Hats off to Keith Hill for his vision statement for Planning Planning Policy Statement 1 (PPS1). As well as emphasising the importance of 'encouraging good, inclusive design', and of the need to 'avoid stifling innovation, originality or initiative', planners are advised to consider sustainable and economic development, social inclusion, protection of the environment and prudent use of natural resources. Perhaps most importantly, they are advised that 'policies and guidance should recognise that the qualities of an outstanding scheme may exceptionally justify departing from them', signalling a clear intention to move away from 'tick-box'planning procedures towards a more creative approach.
But these laudable ambitions will, inevitably, make more demands on our already overburdened planning system.While Hill asserts that 'Our planning system has served the country well for many years', there are few who would agree. Perfectly capable planning officers find themselves battling with the inertia and bureaucracy. Any successful overhaul of the system will require real cultural change.

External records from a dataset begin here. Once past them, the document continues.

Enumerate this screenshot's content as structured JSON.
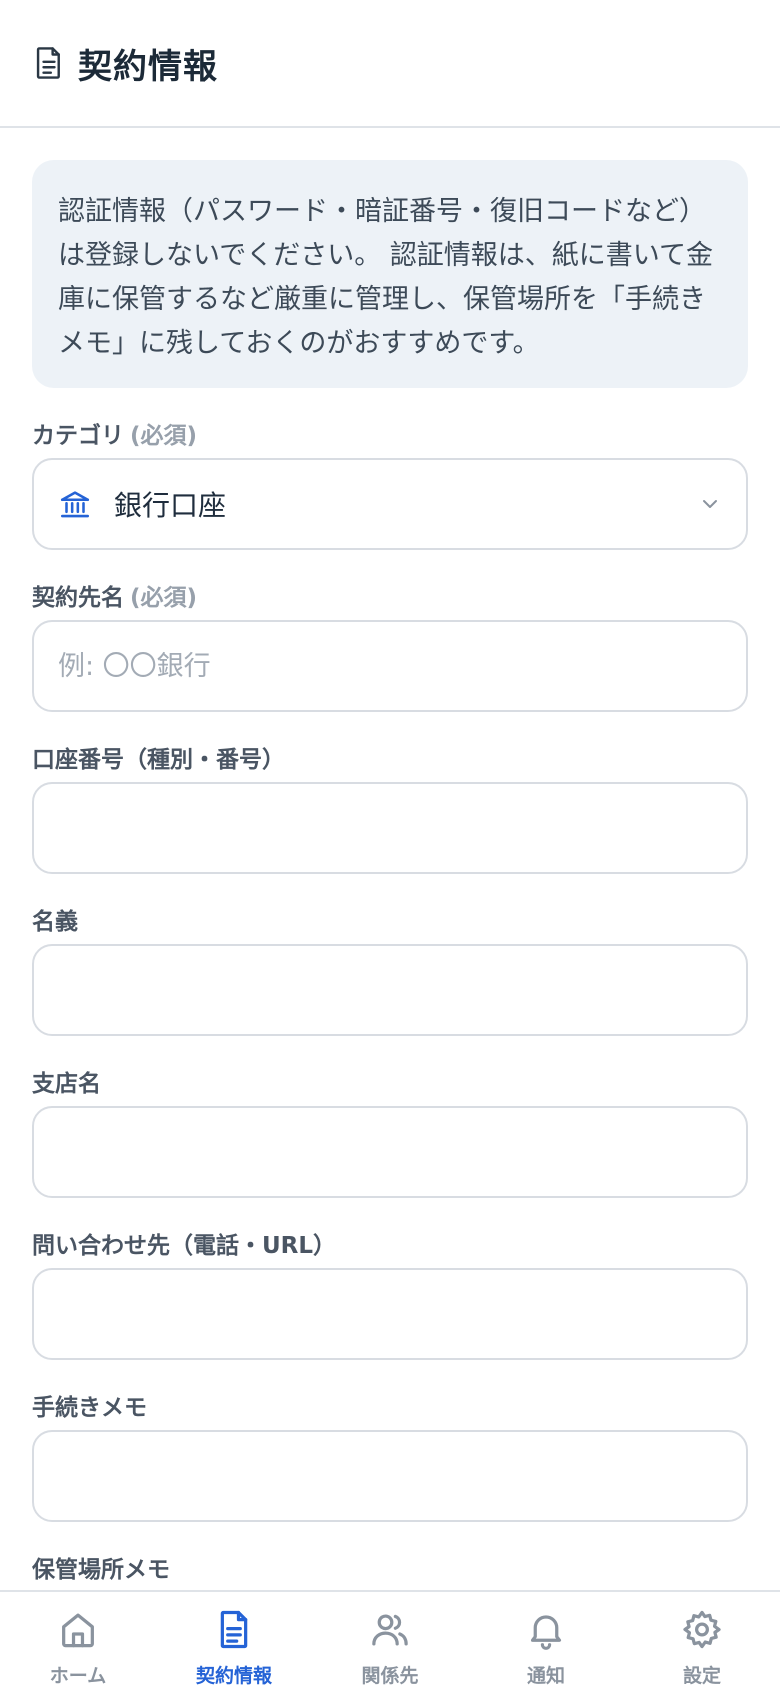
{
  "header": {
    "title": "契約情報",
    "icon": "document-icon"
  },
  "notice": {
    "text": "認証情報（パスワード・暗証番号・復旧コードなど）は登録しないでください。 認証情報は、紙に書いて金庫に保管するなど厳重に管理し、保管場所を「手続きメモ」に残しておくのがおすすめです。"
  },
  "form": {
    "category": {
      "label": "カテゴリ",
      "required": "(必須)",
      "value": "銀行口座",
      "icon": "bank-icon"
    },
    "contract_name": {
      "label": "契約先名",
      "required": "(必須)",
      "placeholder": "例: 〇〇銀行",
      "value": ""
    },
    "account_number": {
      "label": "口座番号（種別・番号）",
      "value": ""
    },
    "holder": {
      "label": "名義",
      "value": ""
    },
    "branch": {
      "label": "支店名",
      "value": ""
    },
    "contact": {
      "label": "問い合わせ先（電話・URL）",
      "value": ""
    },
    "procedure_memo": {
      "label": "手続きメモ",
      "value": ""
    },
    "storage_memo": {
      "label": "保管場所メモ"
    }
  },
  "nav": {
    "active": "contracts",
    "items": [
      {
        "id": "home",
        "label": "ホーム",
        "icon": "home-icon"
      },
      {
        "id": "contracts",
        "label": "契約情報",
        "icon": "document-icon"
      },
      {
        "id": "contacts",
        "label": "関係先",
        "icon": "users-icon"
      },
      {
        "id": "notifications",
        "label": "通知",
        "icon": "bell-icon"
      },
      {
        "id": "settings",
        "label": "設定",
        "icon": "gear-icon"
      }
    ]
  },
  "colors": {
    "accent": "#2563d6",
    "inactive": "#8a939e",
    "notice_bg": "#edf2f7"
  }
}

The draft version of PPS1 emphasises the fact that 'local policies should be based on a proper assessment of the character of the surrounding environment and landscape, and should take account of the defining characteristics of each local area', reinforcing the received wisdom that applications should be determined locally. But, as Brian Waters argues in his review of the planning system on page 46, the time-consuming business of processing and evaluating applications could be carried out elsewhere. If any planning authority or other certified agency were able to prepare reports and recommendations for the relevant planning authority, applicants would learn to apply to the most efficient organisation, introducing a muchneeded element of competition. Fees could be split between the processing and determining authorities, penalising unpopular or inefficient authorities by loss of fee income.
Another welcome tenet of the proposed PPS1 is that 'local planning authorities should not attempt to impose a particular architectural style arbitrarily'. Planners who are obliged to consider outside opinion will, inevitably, find parochial prejudices more difficult to defend.